6. Buat Paket Jasa yang Gampang Dipilih 🧾
🧊 Jangan jual “jasa custom semua bisa”—orang bingung. Bikin 2–3 paket aja.
🎨 Contoh Paket Jasa Gambar AI:
| Paket | Fitur | Harga |
| Basic Visual | 2 gambar AI + revisi 1x | Rp 50.000 |
| Brand Pack | 5 gambar + tone branding + revisi | Rp 125.000 |
| Premium Paket | 10 gambar + prompt kustom + AI HD | Rp 220.000 |
🎥 Contoh Paket Video AI (Reels atau Promosi):
| Paket | Fitur | Harga |
| Mini Reels | 1 video 15 detik + caption copy | Rp 75.000 |
| Visual Boost | 3 video AI + musik + teks | Rp 180.000 |
| Storytelling Pro | Video narasi AI + animasi wajah | Rp 350.000 |
7. Gunakan Feedback Buat Naikin Trust 📈
🎯 Post testimoni secara konsisten
📢 Buat sorotan IG khusus: “Testimoni”
🎁 Tawarkan bonus untuk klien yang mau kasih testimoni
“Kak, kalau kakak kasih review, saya kasih 1 gambar AI tambahan gratis ya 😊”
Ini cara paling natural biar klien kasih feedback positif.
8. Invest Sedikit untuk Ads (Kalau Siap)
Kamu bisa mulai dari Iklan Instagram (Rp 20.000–30.000/hari) dengan target:
🧠 Demografi: 20–35 tahun
📍 Lokasi: Indonesia, atau lokal di kota kamu
🎯 Minat: Fashion, UMKM, wedding, konten kreator
Iklan yang bagus bukan yang banyak like, tapi yang bikin orang klik DM atau WA!
❓ FAQ (Pertanyaan yang Sering Ditanyain)
Perlu skill desain atau edit berat nggak?
Nggak harus.

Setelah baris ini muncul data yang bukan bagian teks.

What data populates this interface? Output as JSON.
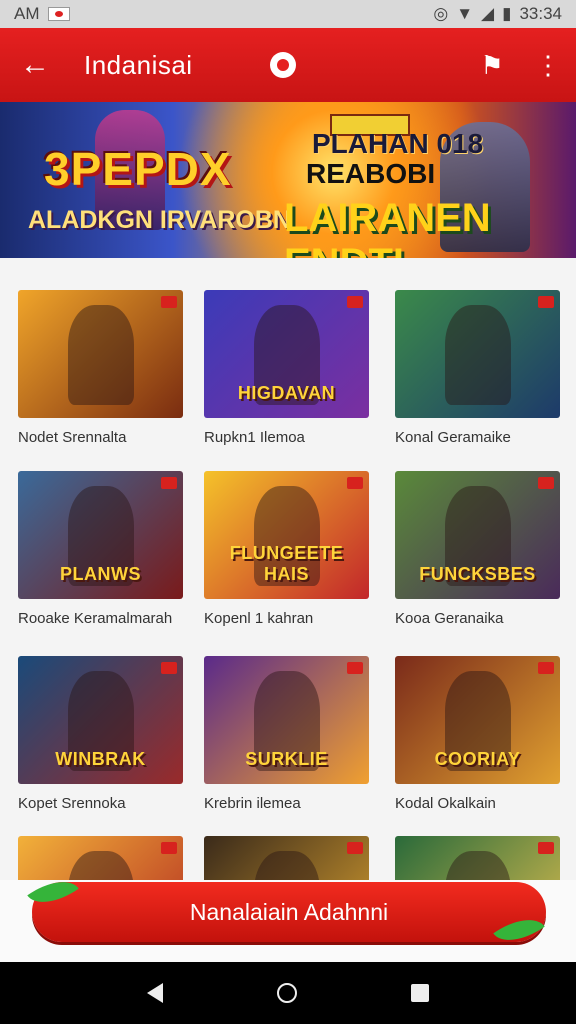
{
  "status_bar": {
    "left_text": "AM",
    "time": "33:34"
  },
  "app_bar": {
    "title": "Indanisai"
  },
  "icons": {
    "back": "arrow-left-icon",
    "chat": "chat-flag-icon",
    "more": "more-vertical-icon"
  },
  "banner": {
    "headline": "3PEPDX",
    "subtitle": "ALADKGN IRVAROBN",
    "tag_line_1": "PLAHAN 018",
    "tag_line_2": "REABOBI",
    "main_line": "LAIRANEN ENDTI"
  },
  "games": [
    {
      "title": "Nodet Srennalta",
      "caption": "",
      "colors": [
        "#f0a52a",
        "#7a2c10"
      ]
    },
    {
      "title": "Rupkn1 Ilemoa",
      "caption": "HIGDAVAN",
      "colors": [
        "#3b3bb8",
        "#7b2fa0"
      ]
    },
    {
      "title": "Konal Geramaike",
      "caption": "",
      "colors": [
        "#3b8a4a",
        "#1d3a6a"
      ]
    },
    {
      "title": "Rooake Keramalmarah",
      "caption": "PLANWS",
      "colors": [
        "#3a6a9a",
        "#7a1a1a"
      ]
    },
    {
      "title": "Kopenl 1 kahran",
      "caption": "FLUNGEETE HAIS",
      "colors": [
        "#f5c22a",
        "#c2262a"
      ]
    },
    {
      "title": "Kooa Geranaika",
      "caption": "FUNCKSBES",
      "colors": [
        "#5a8a3a",
        "#4a2a5a"
      ]
    },
    {
      "title": "Kopet Srennoka",
      "caption": "WINBRAK",
      "colors": [
        "#1a4a7a",
        "#9a2a2a"
      ]
    },
    {
      "title": "Krebrin ilemea",
      "caption": "SURKLIE",
      "colors": [
        "#5a2a8a",
        "#f0a030"
      ]
    },
    {
      "title": "Kodal Okalkain",
      "caption": "COORIAY",
      "colors": [
        "#7a2a1a",
        "#e0a030"
      ]
    },
    {
      "title": "",
      "caption": "",
      "colors": [
        "#f2b13a",
        "#b22a20"
      ]
    },
    {
      "title": "",
      "caption": "",
      "colors": [
        "#3a2a1a",
        "#d8a030"
      ]
    },
    {
      "title": "",
      "caption": "",
      "colors": [
        "#2a6a3a",
        "#e0c050"
      ]
    }
  ],
  "action": {
    "label": "Nanalaiain Adahnni"
  },
  "nav": {
    "back": "nav-back-icon",
    "home": "nav-home-icon",
    "recent": "nav-recent-icon"
  }
}
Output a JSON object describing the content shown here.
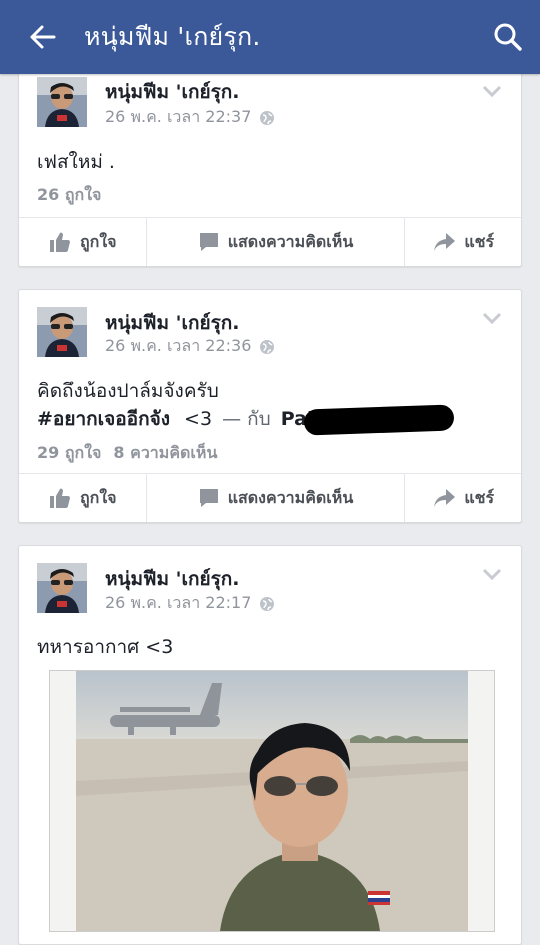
{
  "header": {
    "title": "หนุ่มฟีม 'เกย์รุก.",
    "back_icon": "back-arrow-icon",
    "search_icon": "search-icon",
    "bg_color": "#3b5998"
  },
  "posts": [
    {
      "author": "หนุ่มฟีม 'เกย์รุก.",
      "time": "26 พ.ค. เวลา 22:37",
      "text": "เฟสใหม่ .",
      "likes": "26 ถูกใจ"
    },
    {
      "author": "หนุ่มฟีม 'เกย์รุก.",
      "time": "26 พ.ค. เวลา 22:36",
      "line1": "คิดถึงน้องปาล์มจังครับ",
      "hashtag": "#อยากเจออีกจัง",
      "heart": "<3",
      "with": "— กับ",
      "tagged": "Pal",
      "likes": "29 ถูกใจ",
      "comments": "8 ความคิดเห็น"
    },
    {
      "author": "หนุ่มฟีม 'เกย์รุก.",
      "time": "26 พ.ค. เวลา 22:17",
      "text": "ทหารอากาศ <3"
    }
  ],
  "actions": {
    "like": "ถูกใจ",
    "comment": "แสดงความคิดเห็น",
    "share": "แชร์"
  }
}
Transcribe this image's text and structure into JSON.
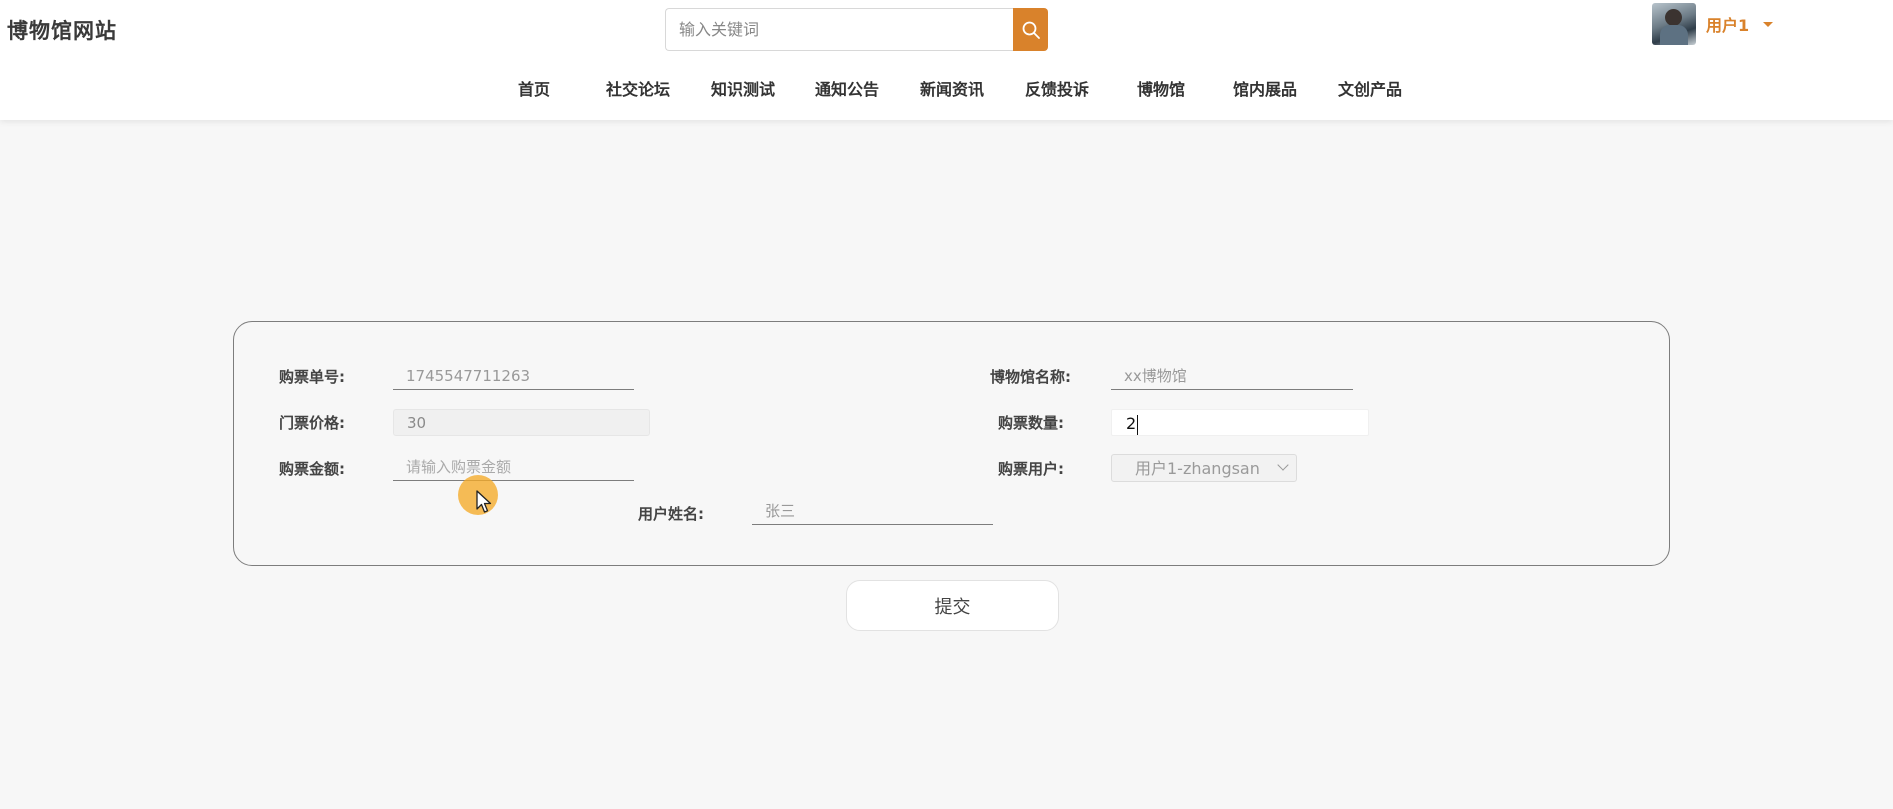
{
  "header": {
    "site_title": "博物馆网站",
    "search": {
      "placeholder": "输入关键词",
      "button_icon": "search-icon"
    },
    "user": {
      "name": "用户1",
      "avatar_icon": "avatar-photo",
      "dropdown_icon": "caret-down-icon"
    }
  },
  "nav": {
    "items": [
      {
        "label": "首页"
      },
      {
        "label": "社交论坛"
      },
      {
        "label": "知识测试"
      },
      {
        "label": "通知公告"
      },
      {
        "label": "新闻资讯"
      },
      {
        "label": "反馈投诉"
      },
      {
        "label": "博物馆"
      },
      {
        "label": "馆内展品"
      },
      {
        "label": "文创产品"
      }
    ]
  },
  "form": {
    "order_no": {
      "label": "购票单号:",
      "value": "1745547711263"
    },
    "museum_name": {
      "label": "博物馆名称:",
      "value": "xx博物馆"
    },
    "ticket_price": {
      "label": "门票价格:",
      "value": "30"
    },
    "quantity": {
      "label": "购票数量:",
      "value": "2"
    },
    "amount": {
      "label": "购票金额:",
      "placeholder": "请输入购票金额"
    },
    "buyer": {
      "label": "购票用户:",
      "value": "用户1-zhangsan"
    },
    "user_name": {
      "label": "用户姓名:",
      "value": "张三"
    },
    "submit_label": "提交"
  },
  "colors": {
    "accent": "#d9822b",
    "page_background": "#f7f7f7",
    "card_border": "#7d7d7d",
    "cursor_highlight": "#f5aa28"
  }
}
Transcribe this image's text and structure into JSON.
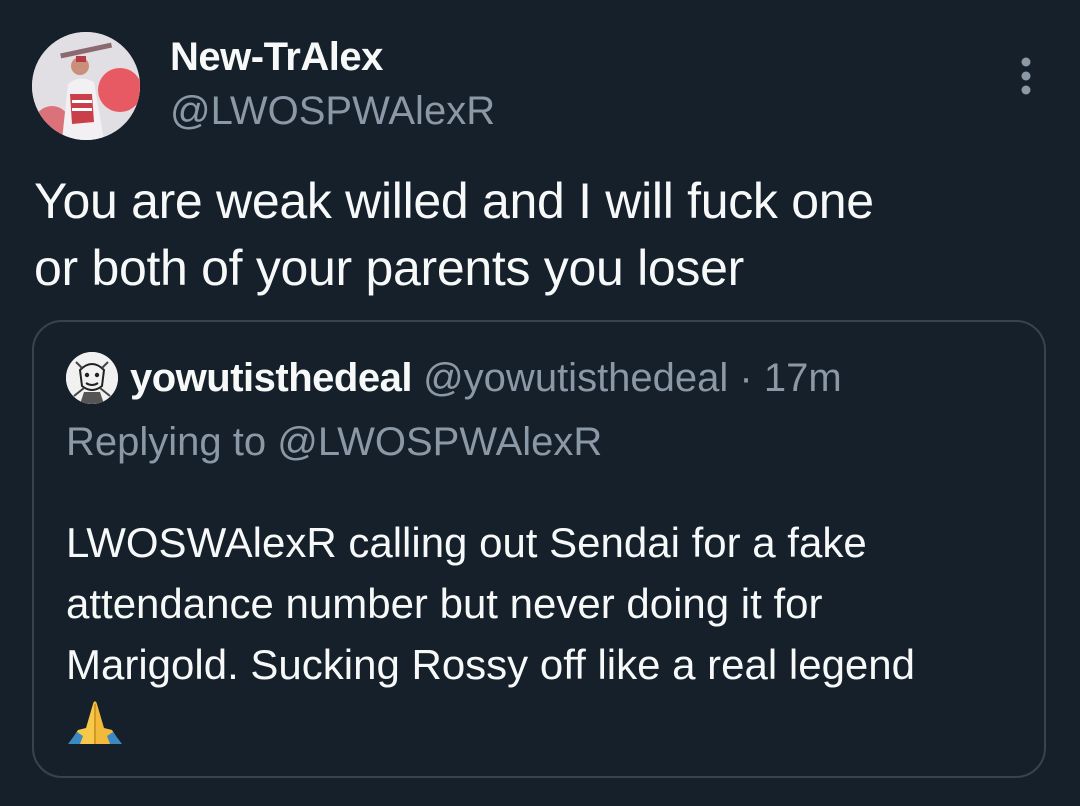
{
  "author": {
    "display_name": "New-TrAlex",
    "handle": "@LWOSPWAlexR",
    "avatar_icon": "profile-photo-avatar"
  },
  "menu": {
    "icon": "more-vertical-icon"
  },
  "tweet": {
    "text_line1": "You are weak willed and I will fuck one",
    "text_line2": "or both of your parents you loser"
  },
  "quoted_tweet": {
    "display_name": "yowutisthedeal",
    "handle": "@yowutisthedeal",
    "separator": "·",
    "time": "17m",
    "replying_to": "Replying to @LWOSPWAlexR",
    "text_line1": "LWOSWAlexR calling out Sendai for a fake",
    "text_line2": "attendance number but never doing it for",
    "text_line3": "Marigold. Sucking Rossy off like a real legend",
    "emoji_icon": "folded-hands-emoji"
  },
  "colors": {
    "background": "#15202b",
    "primary_text": "#f7f9f9",
    "secondary_text": "#8b98a5",
    "border": "#38444d"
  }
}
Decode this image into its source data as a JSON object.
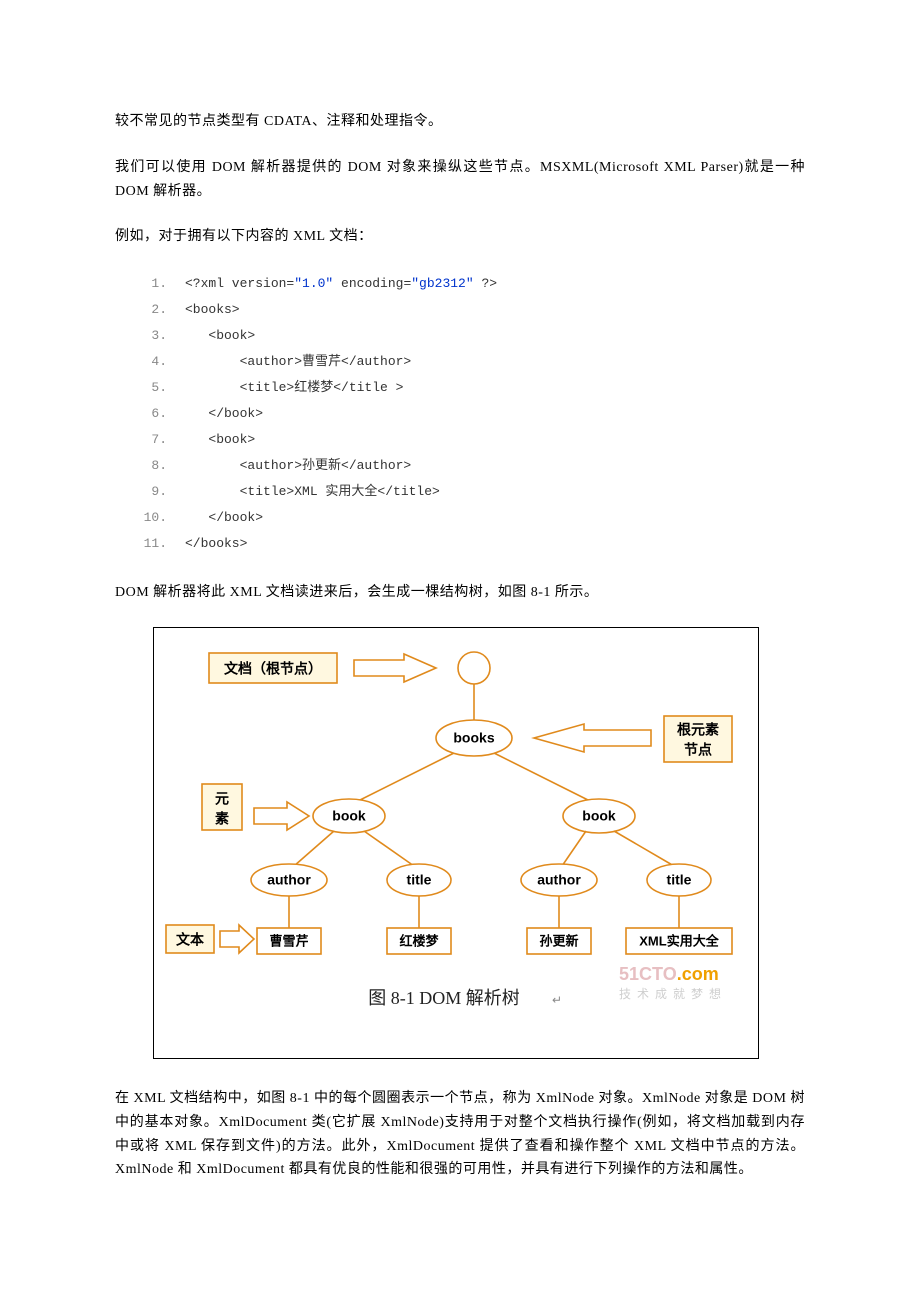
{
  "paragraphs": {
    "p1": "较不常见的节点类型有 CDATA、注释和处理指令。",
    "p2": "我们可以使用 DOM 解析器提供的 DOM 对象来操纵这些节点。MSXML(Microsoft XML Parser)就是一种 DOM 解析器。",
    "p3": "例如，对于拥有以下内容的 XML 文档：",
    "p4": "DOM 解析器将此 XML 文档读进来后，会生成一棵结构树，如图 8-1 所示。",
    "p5": "在 XML 文档结构中，如图 8-1 中的每个圆圈表示一个节点，称为 XmlNode 对象。XmlNode 对象是 DOM 树中的基本对象。XmlDocument 类(它扩展 XmlNode)支持用于对整个文档执行操作(例如，将文档加载到内存中或将 XML 保存到文件)的方法。此外，XmlDocument 提供了查看和操作整个 XML 文档中节点的方法。XmlNode 和 XmlDocument 都具有优良的性能和很强的可用性，并具有进行下列操作的方法和属性。"
  },
  "code": {
    "lines": [
      {
        "n": "1.",
        "pre": "<?xml version=",
        "s1": "\"1.0\"",
        "mid": " encoding=",
        "s2": "\"gb2312\"",
        "post": " ?>"
      },
      {
        "n": "2.",
        "pre": "<books>"
      },
      {
        "n": "3.",
        "pre": "   <book>"
      },
      {
        "n": "4.",
        "pre": "       <author>曹雪芹</author>"
      },
      {
        "n": "5.",
        "pre": "       <title>红楼梦</title >"
      },
      {
        "n": "6.",
        "pre": "   </book>"
      },
      {
        "n": "7.",
        "pre": "   <book>"
      },
      {
        "n": "8.",
        "pre": "       <author>孙更新</author>"
      },
      {
        "n": "9.",
        "pre": "       <title>XML 实用大全</title>"
      },
      {
        "n": "10.",
        "pre": "   </book>"
      },
      {
        "n": "11.",
        "pre": "</books>"
      }
    ]
  },
  "figure": {
    "labels": {
      "doc_root": "文档（根节点）",
      "root_element1": "根元素",
      "root_element2": "节点",
      "element1": "元",
      "element2": "素",
      "text": "文本"
    },
    "nodes": {
      "books": "books",
      "book": "book",
      "author": "author",
      "title": "title"
    },
    "leaves": {
      "a1": "曹雪芹",
      "t1": "红楼梦",
      "a2": "孙更新",
      "t2": "XML实用大全"
    },
    "caption": "图 8-1   DOM 解析树",
    "watermark": {
      "brand1": "51CTO",
      "brand2": ".com",
      "slogan": "技术成就梦想"
    }
  }
}
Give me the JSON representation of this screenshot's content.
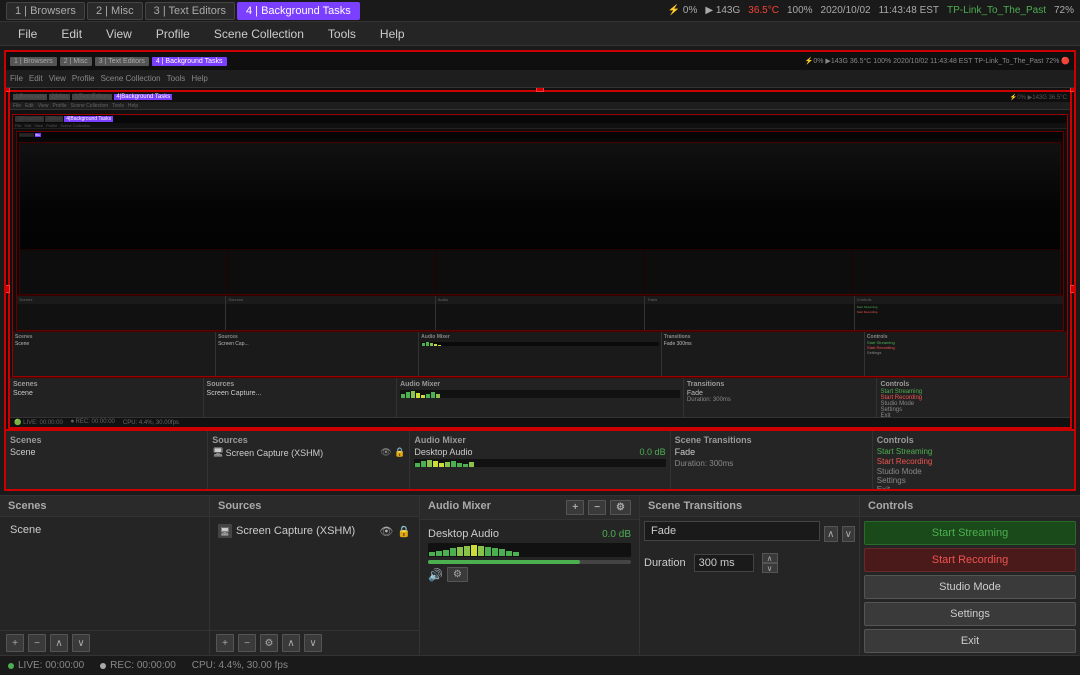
{
  "systemBar": {
    "tabs": [
      {
        "label": "1 | Browsers",
        "active": false
      },
      {
        "label": "2 | Misc",
        "active": false
      },
      {
        "label": "3 | Text Editors",
        "active": false
      },
      {
        "label": "4 | Background Tasks",
        "active": true
      }
    ],
    "stats": {
      "cpu": "⚡ 0%",
      "ram": "▶ 143G",
      "temp": "36.5°C",
      "battery": "100%",
      "date": "2020/10/02",
      "time": "11:43:48 EST",
      "network": "TP-Link_To_The_Past",
      "brightness": "72%"
    }
  },
  "menuBar": {
    "items": [
      "File",
      "Edit",
      "View",
      "Profile",
      "Scene Collection",
      "Tools",
      "Help"
    ]
  },
  "panels": {
    "scenes": {
      "title": "Scenes",
      "items": [
        "Scene"
      ]
    },
    "sources": {
      "title": "Sources",
      "items": [
        {
          "label": "Screen Capture (XSHM)",
          "visible": true,
          "locked": true
        }
      ]
    },
    "audioMixer": {
      "title": "Audio Mixer",
      "tracks": [
        {
          "name": "Desktop Audio",
          "volume": "0.0 dB",
          "levels": [
            8,
            10,
            12,
            15,
            18,
            20,
            22,
            20,
            18,
            15,
            12,
            10,
            8,
            6,
            8,
            10,
            12,
            14,
            16,
            14
          ],
          "sliderPos": 75
        }
      ]
    },
    "sceneTransitions": {
      "title": "Scene Transitions",
      "type": "Fade",
      "duration": "300 ms",
      "durationLabel": "Duration"
    },
    "controls": {
      "title": "Controls",
      "buttons": [
        {
          "label": "Start Streaming",
          "type": "streaming"
        },
        {
          "label": "Start Recording",
          "type": "recording"
        },
        {
          "label": "Studio Mode",
          "type": "normal"
        },
        {
          "label": "Settings",
          "type": "normal"
        },
        {
          "label": "Exit",
          "type": "normal"
        }
      ]
    }
  },
  "statusBar": {
    "live": "LIVE: 00:00:00",
    "rec": "REC: 00:00:00",
    "cpu": "CPU: 4.4%, 30.00 fps"
  },
  "preview": {
    "innerSysBar": {
      "tabs": [
        "1 | Browsers",
        "2 | Misc",
        "3 | Text Editors",
        "4 | Background Tasks"
      ]
    },
    "innerMenuBar": [
      "File",
      "Edit",
      "View",
      "Profile",
      "Scene Collection",
      "Tools",
      "Help"
    ]
  }
}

Banyak tools AI yang user-friendly. Tapi punya sense visual tetap penting agar hasil lebih menjual.
Bolehkah pakai hasil AI untuk komersil?
Boleh, selama kamu pakai tools yang legal (seperti Midjourney, D-ID, Runway dengan lisensi komersial) dan hasilnya tidak menjiplak karya orang lain.
Apakah harus punya laptop spek tinggi?
Nggak juga. Banyak tools AI berbasis web. Bahkan bisa dari HP asal koneksi stabil.
Gimana cara ngadepin klien cerewet?
Pakai sistem paket & revisi terbatas dari awal. Buat aturan jelas. Klien yang paham aturan biasanya lebih profesional.